Ficção Científica Inglesa no Cinema e Guerra Fria


Com as primeiras adaptações britânicas do livro do socialista George
Orwell,  1984,  o  cinema  inglês  inventa  a  ficção  científica  política

Nicho Mercadológico da Loucura

A ficção científica já existia no cinema britânico desde a década de 1930. Antes de 1945, ano em que as bombas atômicas jogadas pelos Estados Unidos no Japão criaram mais um filão, o cinema inglês que se dedicava ao assunto já havia realizado vários filmes repletos de conotações sociais políticas contemporâneas. Talvez o mais famoso seja Daqui a Cem Anos (Things to Come, direção William Cameron Menzies, 1936), que conta a história de como a guerra em 1940 poderia ser seguida por pragas, o colapso da civilização e o primeiro foguete para a lua. Tony Shaw mostra que muitos filmes de ficção científica feitos no período entre guerras abordam questões que dominarão o gênero vinte anos depois, como o conflito entre ciência e natureza, o significado da humanidade, e os benefícios da sociedade planejada: High Treason (direção Maurice Elvey, 1929), Túnel Transatlântico (The Tunnel, direção Elvey, 1935) e O Homem que Fazia Milagres (The Man Who Could Work Miracles, direção Lothar Mendes e Alexander Korda, 1936) (1). Contudo, Shaw adverte que enquanto os filmes dos anos 1920 e 1930 tendiam às fantasias futuristas, nos anos 1950 e 1960 eram mais baseados no tempo presente. Além disso, enquanto os filmes do entre guerras geralmente demonstravam fé na ciência e nos progressos do futuro, aqueles realizados depois da Segunda Guerra Mundial eram predominantemente muito pessimistas e projetados com o objetivo de assustar (2). Pelo menos para alguns de nós, pode soar curioso que o homem do futuro que chega à Everytown destruída pela guerra em Daqui a Cem Anos tenha como uma de suas prioridades o restabelecimento do mercado:

“(...) Eis que no céu surge um avião com seu piloto que, este sim, representa outro rosto da reconstrução: perante os pequenos Estados guerreiros que se instauraram, ele defende [o regresso da ordem e do comércio, da ciência e da razão]. Nota-se o paralelismo entre o progresso técnico e o progresso político e moral (igualdade dos homens e respeito pelo próximo, etc.), por um lado, e, por outro, a oposição entre os dois tipos de Estado (...)” (3) (imagem acima, The Earth Dies Screaming, 1964; abaixo, poster de Daqui a Cem Anos)

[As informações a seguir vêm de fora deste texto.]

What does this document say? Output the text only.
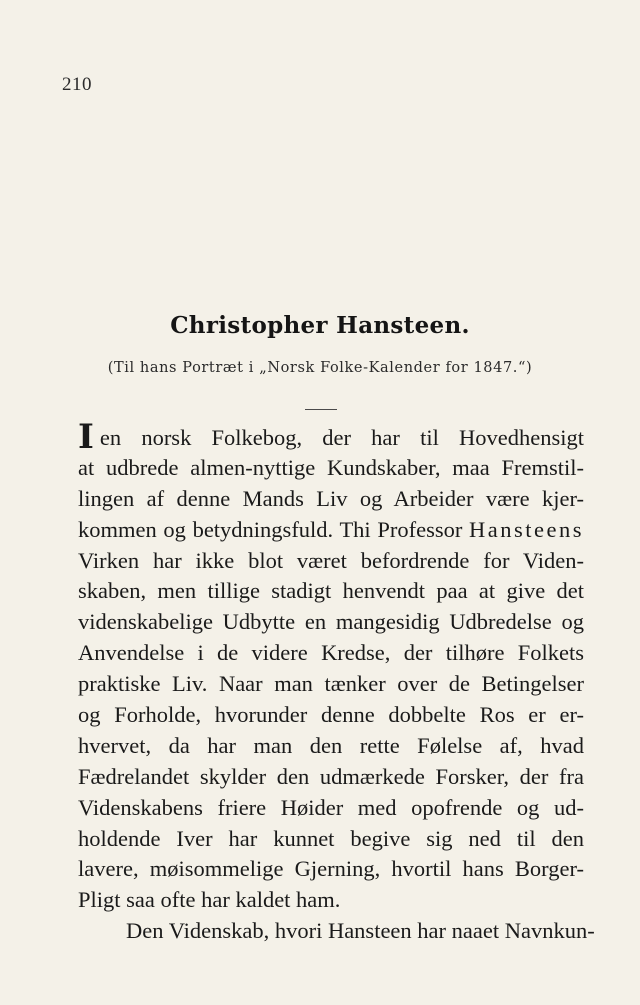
210
Christopher Hansteen.
(Til hans Portræt i „Norsk Folke-Kalender for 1847.“)
Ien norsk Folkebog, der har til Hovedhensigt
at udbrede almen-nyttige Kundskaber, maa Fremstil-
lingen af denne Mands Liv og Arbeider være kjer-
kommen og betydningsfuld. Thi Professor Hansteens
Virken har ikke blot været befordrende for Viden-
skaben, men tillige stadigt henvendt paa at give det
videnskabelige Udbytte en mangesidig Udbredelse og
Anvendelse i de videre Kredse, der tilhøre Folkets
praktiske Liv. Naar man tænker over de Betingelser
og Forholde, hvorunder denne dobbelte Ros er er-
hvervet, da har man den rette Følelse af, hvad
Fædrelandet skylder den udmærkede Forsker, der fra
Videnskabens friere Høider med opofrende og ud-
holdende Iver har kunnet begive sig ned til den
lavere, møisommelige Gjerning, hvortil hans Borger-
Pligt saa ofte har kaldet ham.
Den Videnskab, hvori Hansteen har naaet Navnkun-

H.G. Wells desaprova a adaptação
 de  seu  livro, Things  to  Come,  em 
Daqui a Cem Anos  (1936).  Contudo, 
sabemos que frequentou as filmagens
e que suas sugestões aos cenógrafos
eram subjetivas demais para serem
compreendidas ou visualizadas (4)


Vale a pena chamar atenção para o fato de que Daqui a Cem Anos é anterior às explosões atômicas em Hiroshima e Nagasaki. Se até então o tema não havia sido levado a serio, depois disso tudo mudou, já que aquilo que era considerado fantasia e tornou realidade. A proliferação de armamento nuclear na Guerra Fria que se instalou no mundo real logo depois do final da guerra tornou-se o combustível para a ficção científica. Outra reviravolta no gênero chega rapidamente com a década seguinte, quando a obsessão com espaço sideral, discos voadores e alienígenas vai se misturar com a paranoia nuclear. Este foi mais um tema que se articulou com a própria realidade novamente, uma vez que União Soviética e Estados Unidos incluíram na Guerra Fria uma corrida espacial em direção à lua – no cinema, o filão teria se iniciado em 1950 em Hollywood com Destino à Lua (Destination Moon, direção Irving Pichel), primeiro filme colorido a respeito do tema (5). Geralmente, durante a Guerra Fria os cientistas aparecem nas telas tanto como fonte de salvação quanto como maior responsável pela criação de monstruosidades - existem também os cientistas-espiões. Por outro lado, embora filmes norte-americanos como O Mundo em Perigo (Them!, direção Gordon Douglas, 1954) reflitam a ansiedade em torno da ciência, todos apoiam a ordem moral e política oficial. Aqui, cientistas, militares e governo estão unidos na luta contra o inimigo enquanto as pessoas comuns (personagens e espectadores) são informadas de que não há como voltar atrás com o relógio tecnológico. (imagem abaixo, Túnel Transatlântico, 1935)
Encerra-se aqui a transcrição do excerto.